BYU will need more solid contributions from sophomore forward Kolby Lee, who has improved tremendously from his freshman season. In the 11 games Childs has been out of the lineup, Lee has averaged 9.7 points and four rebounds while shooting 62 percent from the field.

“I think he’s been an absolute stud,” said Harding, a fellow Idahoan. “The numbers show it, too. He’s been stepping in, hitting shots and getting rebounds. He’ll keep getting better and had a great day of practice today, too.”

Pope said Lee’s biggest attribute has been recognizing his own strengths and limitations.

“He’s willing to stay in the wheelhouse of what makes him good, and that’s a huge thing,” Pope said. “Most players aren’t.
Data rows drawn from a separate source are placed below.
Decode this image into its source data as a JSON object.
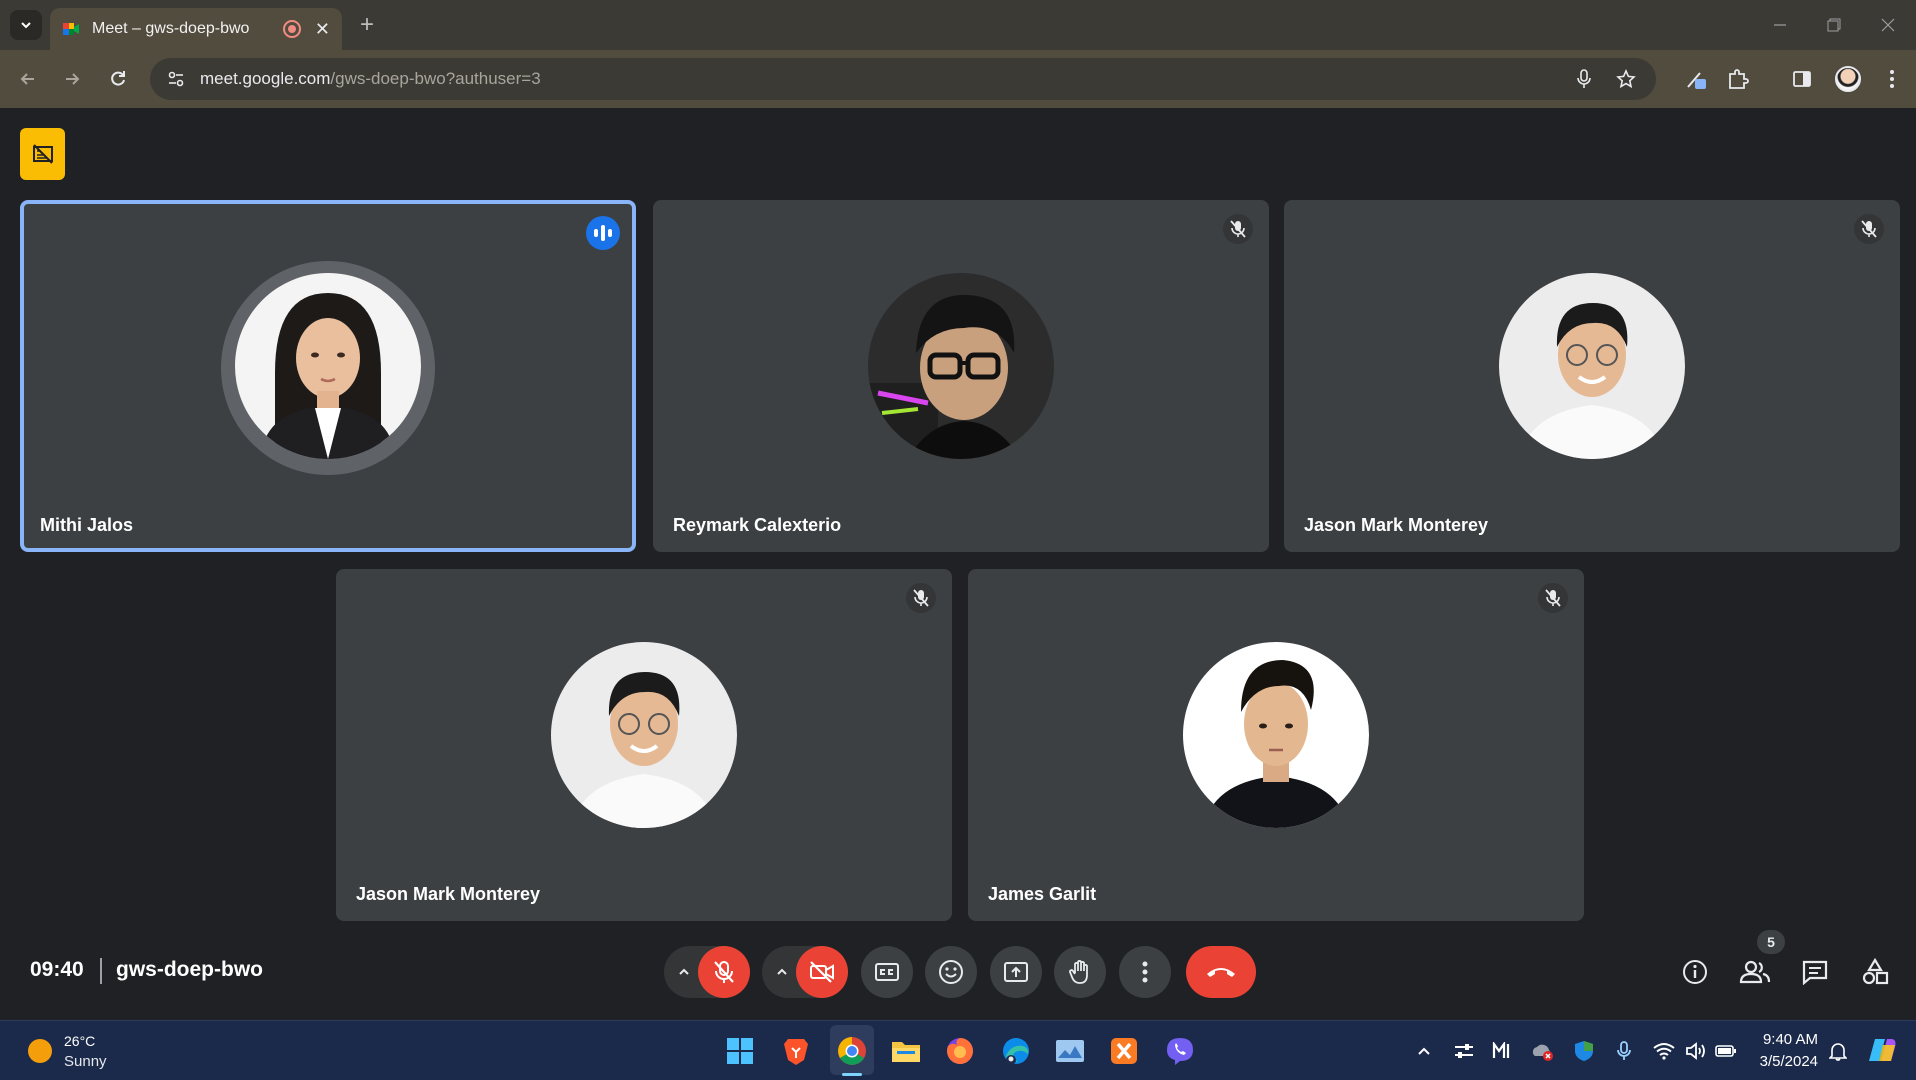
{
  "browser": {
    "tab_title": "Meet – gws-doep-bwo",
    "url_host": "meet.google.com",
    "url_path": "/gws-doep-bwo?authuser=3"
  },
  "meeting": {
    "time": "09:40",
    "code": "gws-doep-bwo",
    "participant_count": "5"
  },
  "participants": [
    {
      "name": "Mithi Jalos",
      "speaking": true,
      "muted": false
    },
    {
      "name": "Reymark Calexterio",
      "speaking": false,
      "muted": true
    },
    {
      "name": "Jason Mark Monterey",
      "speaking": false,
      "muted": true
    },
    {
      "name": "Jason Mark Monterey",
      "speaking": false,
      "muted": true
    },
    {
      "name": "James Garlit",
      "speaking": false,
      "muted": true
    }
  ],
  "controls": {
    "mic": "muted",
    "camera": "off"
  },
  "taskbar": {
    "weather_temp": "26°C",
    "weather_desc": "Sunny",
    "clock_time": "9:40 AM",
    "clock_date": "3/5/2024"
  },
  "colors": {
    "accent": "#8ab4f8",
    "danger": "#ea4335",
    "tile": "#3c4043",
    "background": "#202124"
  }
}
Most players are so eager to get outside of the space where they look really good and they spend a lot of time looking bad. Coach (Chris) Burgess has done an incredible job with Kolby and growing all of our bigs.”

Pope pointed out that with Childs still recovering from his injury, Dalton Nixon, Zac Seljaas and Harding will have to step into the middle to defend and rebound from the four-spot.

Scouting Report

Isaiah Pineiro (18.8 points per game), Isaiah Wright (13.6 ppg), Olin Carter III (14.8 ppg) and Tyler Williams (8.4 ppg) all exhausted their eligibility from last year’s San Diego team that won 21 games and advanced to the NIT.
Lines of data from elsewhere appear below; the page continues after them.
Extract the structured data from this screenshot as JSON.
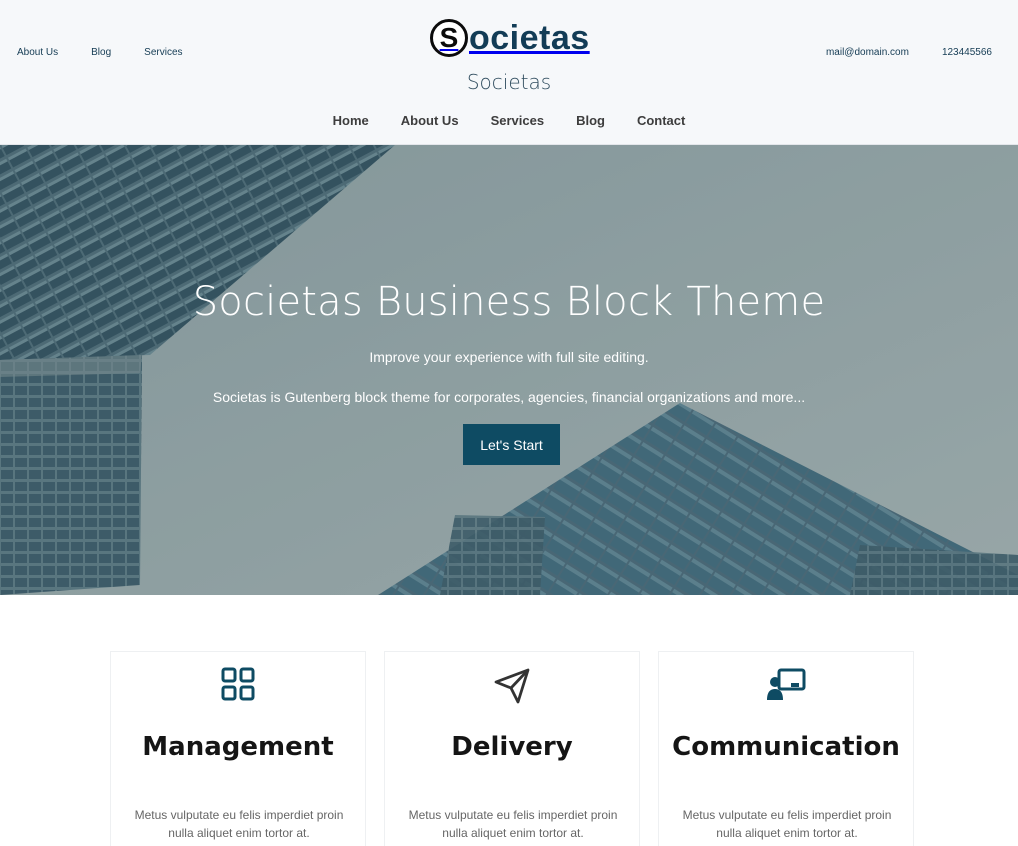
{
  "header": {
    "top_left_links": [
      "About Us",
      "Blog",
      "Services"
    ],
    "email": "mail@domain.com",
    "phone": "123445566",
    "logo_letter": "S",
    "logo_text": "ocietas",
    "site_title": "Societas",
    "nav": [
      "Home",
      "About Us",
      "Services",
      "Blog",
      "Contact"
    ]
  },
  "hero": {
    "title": "Societas Business Block Theme",
    "subtitle": "Improve your experience with full site editing.",
    "description": "Societas is Gutenberg block theme for corporates, agencies, financial organizations and more...",
    "cta_label": "Let's Start"
  },
  "features": [
    {
      "icon": "grid-icon",
      "title": "Management",
      "text": "Metus vulputate eu felis imperdiet proin nulla aliquet enim tortor at."
    },
    {
      "icon": "paper-plane-icon",
      "title": "Delivery",
      "text": "Metus vulputate eu felis imperdiet proin nulla aliquet enim tortor at."
    },
    {
      "icon": "presentation-icon",
      "title": "Communication",
      "text": "Metus vulputate eu felis imperdiet proin nulla aliquet enim tortor at."
    }
  ],
  "colors": {
    "brand": "#123c56",
    "button": "#0e4b63",
    "header_bg": "#f6f8fa"
  }
}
The Toreros, under second-year coach Sam Scholl, are 7-12 overall and have lost five of their past six games with the only win against Division III Whittier College.

Junior Braun Hartfield (13.1 ppg) and sophomore Joey Calcaterra (12.4 ppg) are dangerous from the outside and freshman Marion Humphrey (8.1 ppg) — the younger brother of Baltimore Ravens cornerback Marlon Humphrey — has potential. Sophomore Finn Sullivan — who scored what was then a career-high 17 points in the Toreros WCC Tournament win against BYU — posted a new career-best of 25 points in last Saturday’s 85-78 loss to Pepperdine.

San Diego has struggled offensively and are last in the conference in field goal percentage (.422), 3-point field goal percentage (.315) and turnover margin (-1.5).

Don’t expect the Cougars to take the Toreros lightly or overlook the them with a showdown at top-ranked Gonzaga looming on Saturday.

“It’s not really overlooking San Diego for the ‘Zags, but what it really would be is overlooking a game,” Pope said. “These guys so far have been unbelievable honing in on the task at hand. It’s going to do us no good to play well against the ‘Zags on Saturday if we don’t take care of business against San Diego on Thursday. I trust these guys. It’s human nature to get distracted, but they’ve proven to be locked in and adept at focusing on the task at hand.”